Kimseye yazmıyorum kimin ne önemi var ki
Kimseye değil,
Ya da yine sana damlıyor sana birikiyorum...
Seni gerçekten özledim tüm özünle...
Yine sana kapılıyorum fırtınada
Güçsüzüm...
Sen gibi değil ben gibi yarım...
Berekete dikilen korkuluk gibi ziyaretçilerim ucubelerden bozma kargalar
Yağmala hadi sana birikimlerimi
İçimde yeni yarattığım adam çivi çiviye eşit
Yüzü sen içi ben...
İlk insan gibi yeni soy yeni kan
Siyahtan beyaza kül rengi kısrak üzerinde bana koşan sana uyumsuz...

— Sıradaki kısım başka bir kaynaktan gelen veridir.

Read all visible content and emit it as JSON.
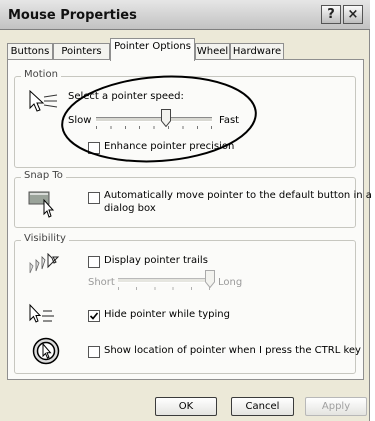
{
  "window": {
    "title": "Mouse Properties",
    "help_button": "?",
    "close_button": "×"
  },
  "tabs": [
    "Buttons",
    "Pointers",
    "Pointer Options",
    "Wheel",
    "Hardware"
  ],
  "motion": {
    "group_label": "Motion",
    "speed_label": "Select a pointer speed:",
    "slow": "Slow",
    "fast": "Fast",
    "speed_level": 0.6,
    "enhance_label": "Enhance pointer precision",
    "enhance_checked": false
  },
  "snap_to": {
    "group_label": "Snap To",
    "auto_label_line1": "Automatically move pointer to the default button in a",
    "auto_label_line2": "dialog box",
    "auto_checked": false
  },
  "visibility": {
    "group_label": "Visibility",
    "trails_label": "Display pointer trails",
    "trails_checked": false,
    "short": "Short",
    "long": "Long",
    "trails_level": 1.0,
    "hide_label": "Hide pointer while typing",
    "hide_checked": true,
    "ctrl_label": "Show location of pointer when I press the CTRL key",
    "ctrl_checked": false
  },
  "buttons": {
    "ok": "OK",
    "cancel": "Cancel",
    "apply": "Apply"
  },
  "icons": [
    "help-icon",
    "close-icon",
    "pointer-speed-icon",
    "snap-to-icon",
    "pointer-trails-icon",
    "hide-pointer-icon",
    "ctrl-location-icon",
    "checkmark-icon"
  ],
  "colors": {
    "dialog_bg": "#ece9d8",
    "panel_bg": "#fbfbf9",
    "annotation_ellipse": "#000000"
  }
}
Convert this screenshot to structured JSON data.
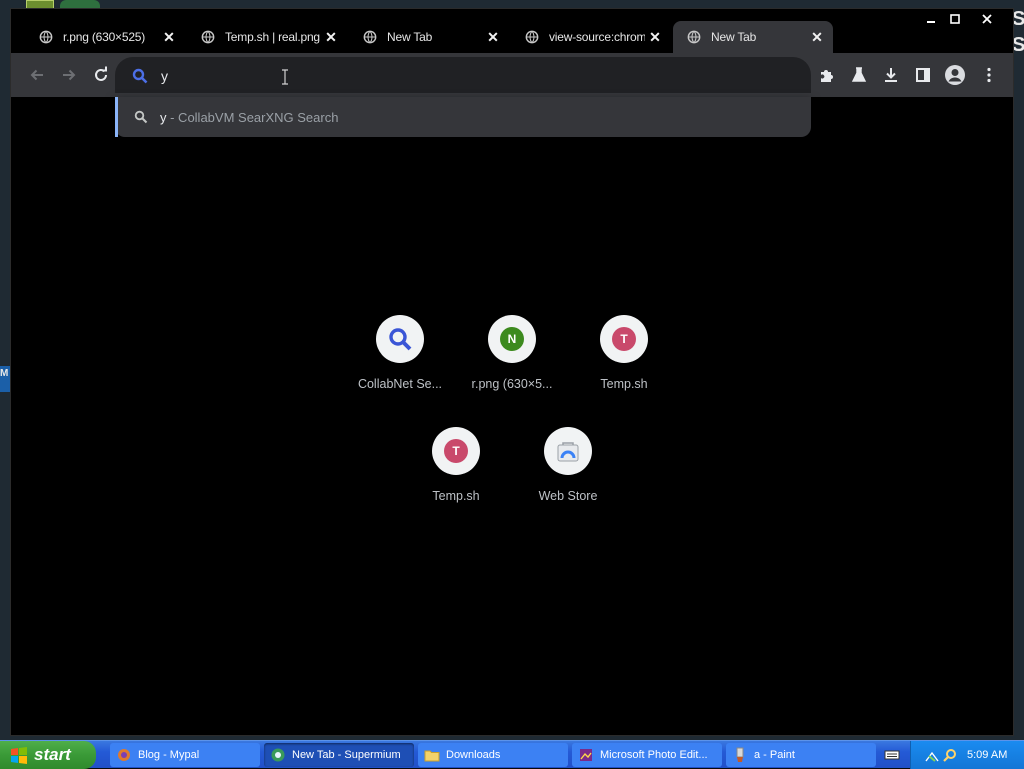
{
  "browser": {
    "tabs": [
      {
        "title": "r.png (630×525)",
        "active": false
      },
      {
        "title": "Temp.sh | real.png",
        "active": false
      },
      {
        "title": "New Tab",
        "active": false
      },
      {
        "title": "view-source:chrome://",
        "active": false
      },
      {
        "title": "New Tab",
        "active": true
      }
    ],
    "omnibox": {
      "value": "y"
    },
    "suggestion": {
      "query": "y",
      "text": " - CollabVM SearXNG Search"
    },
    "shortcuts": [
      {
        "label": "CollabNet Se...",
        "icon": "magnifier-icon"
      },
      {
        "label": "r.png (630×5...",
        "letter": "N",
        "color": "#3c8a1e"
      },
      {
        "label": "Temp.sh",
        "letter": "T",
        "color": "#c9496b"
      },
      {
        "label": "Temp.sh",
        "letter": "T",
        "color": "#c9496b"
      },
      {
        "label": "Web Store",
        "icon": "web-store-icon"
      }
    ]
  },
  "taskbar": {
    "start_label": "start",
    "tasks": [
      {
        "label": "Blog - Mypal",
        "active": false
      },
      {
        "label": "New Tab - Supermium",
        "active": true
      },
      {
        "label": "Downloads",
        "active": false
      },
      {
        "label": "Microsoft Photo Edit...",
        "active": false
      },
      {
        "label": "a - Paint",
        "active": false
      }
    ],
    "clock": "5:09 AM"
  },
  "desktop": {
    "fragments": [
      "S",
      "S",
      "M"
    ]
  }
}
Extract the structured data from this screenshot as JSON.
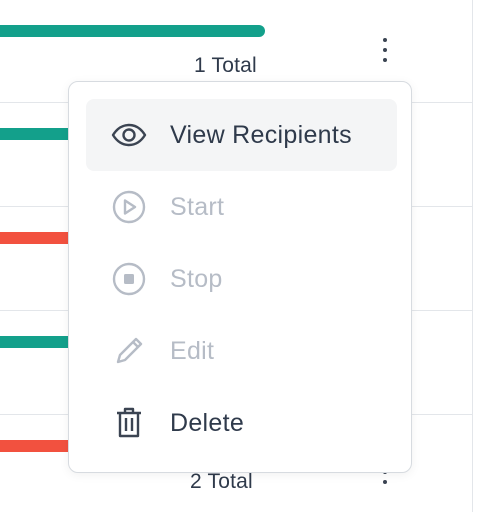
{
  "rows": [
    {
      "status": "success",
      "total_label": "1 Total"
    },
    {
      "status": "success"
    },
    {
      "status": "failed"
    },
    {
      "status": "success"
    },
    {
      "status": "failed",
      "total_label": "2 Total"
    }
  ],
  "colors": {
    "success": "#13a08b",
    "failed": "#f2513f",
    "text": "#2f3a4b",
    "disabled": "#b6bcc6",
    "highlight": "#f4f5f6",
    "border": "#d7dbe0"
  },
  "menu": {
    "items": [
      {
        "label": "View Recipients",
        "icon": "eye-icon",
        "state": "active"
      },
      {
        "label": "Start",
        "icon": "play-circle-icon",
        "state": "disabled"
      },
      {
        "label": "Stop",
        "icon": "stop-circle-icon",
        "state": "disabled"
      },
      {
        "label": "Edit",
        "icon": "pencil-icon",
        "state": "disabled"
      },
      {
        "label": "Delete",
        "icon": "trash-icon",
        "state": "normal"
      }
    ]
  }
}
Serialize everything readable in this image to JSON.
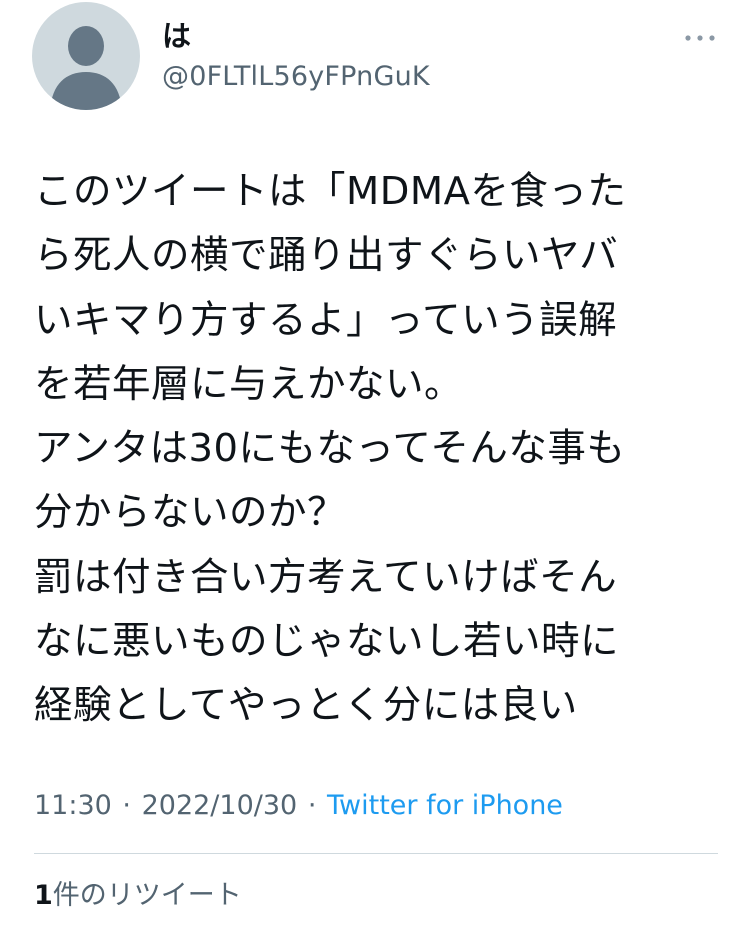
{
  "author": {
    "display_name": "は",
    "handle": "@0FLTlL56yFPnGuK",
    "avatar_icon": "default-profile-person-icon"
  },
  "tweet": {
    "text": "このツイートは「MDMAを食った\nら死人の横で踊り出すぐらいヤバ\nいキマり方するよ」っていう誤解\nを若年層に与えかない。\nアンタは30にもなってそんな事も\n分からないのか？\n罰は付き合い方考えていけばそん\nなに悪いものじゃないし若い時に\n経験としてやっとく分には良い"
  },
  "meta": {
    "time": "11:30",
    "separator": "·",
    "date": "2022/10/30",
    "source": "Twitter for iPhone"
  },
  "stats": {
    "retweet_count": "1",
    "retweet_label": "件のリツイート"
  },
  "icons": {
    "more": "more-horizontal-icon"
  },
  "colors": {
    "text_primary": "#0f1419",
    "text_secondary": "#536471",
    "link": "#1d9bf0",
    "avatar_bg": "#cfd9de",
    "avatar_fg": "#657786",
    "divider": "#cfd9de"
  }
}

Çarmıha gerilmekten farksız
Yamalı giysiler içinde yüzüm yere eğik
Güneş altında ay ışığı seranatı
Geldiğim gibi toprağa dönük cansız sessiz...
Ciğerlerimdeki hava boşluğu adına adak, bu yüzden tanrının unutmak istediği bir ben... İhtimaller yok ya var ya da yok
İçi boş yüzü sen...
Noktasız ruh teslimleri
Yıllar önce hafızama eziyet...
Anlayamadıklarına yağıyorum hep aynı mısra
İçime bırakılmayan çocuklar gibi kısır döngü
Olanla ölene çaresizce boyun eğmek
Denize düşüp sarıldığım soğuk kan
Cahil aklıma bulanıp uyduğum koca karı ilaçları
Bir parça kurbağa bacağı;
Engelleri aşmak için engel oluşturma adına
Bir parça serçe gözü;
Kuş misali uçup ihanetinle çırpınmak için
Ardından son parça;
Kalp ağrısı koyup kırık testiye dağıttım dört köşeye
Tutmadı döküldü tüm taşlarım eteğimden aşağı
Toz duman ortalık koruyamadım bereketi
Samandan bozma uzuvlarım kör topal yaratıklara yuva
Saçıldım gökyüzüne sonra iki yüzüne
Darmadağın bıraktım,
Sen gibi ama ben de değil ...
Her yer ah bulutu
Çok değil herhangi bir zaman diliminde, son parçan da düşer yalandan kurumuş diline
Ben gibi değil sen gibi merhametsiz...
Hadi uyan gaflet uykundan
Bir çırpıda süpür artıklarını
Yine bana koş...
Halsiz her halimle,
Gurursuz birikimlerimle
Ve kapı üstünde kurumuş çiçeklerimle
Ben gibi bana koş...
Gün doğumuna yetiş ki dakikaların merhabasını beraber karşılayalım
İçimde yarattığım adama isimler takalım
Bu son gelişin olsun ben gibi
Gidişin nasılsa yine sen gibi...
bu bir eziyet,, kendi ipini çekmek gibi,,
şair sanki bu ilk değil der gibiydi; "içimdeki tüm acıların giyotine gidiş merasimi"
alkışlar kaleme..
Çok güzeldi ama sanki, hikaye tadı vardı o yüzden keyifle okudum...
Ve bu sözü tuttum ''Bu son gelişin olsun ben gibi Gidişin nasılsa yine sen gibi...'' SEVGİLER.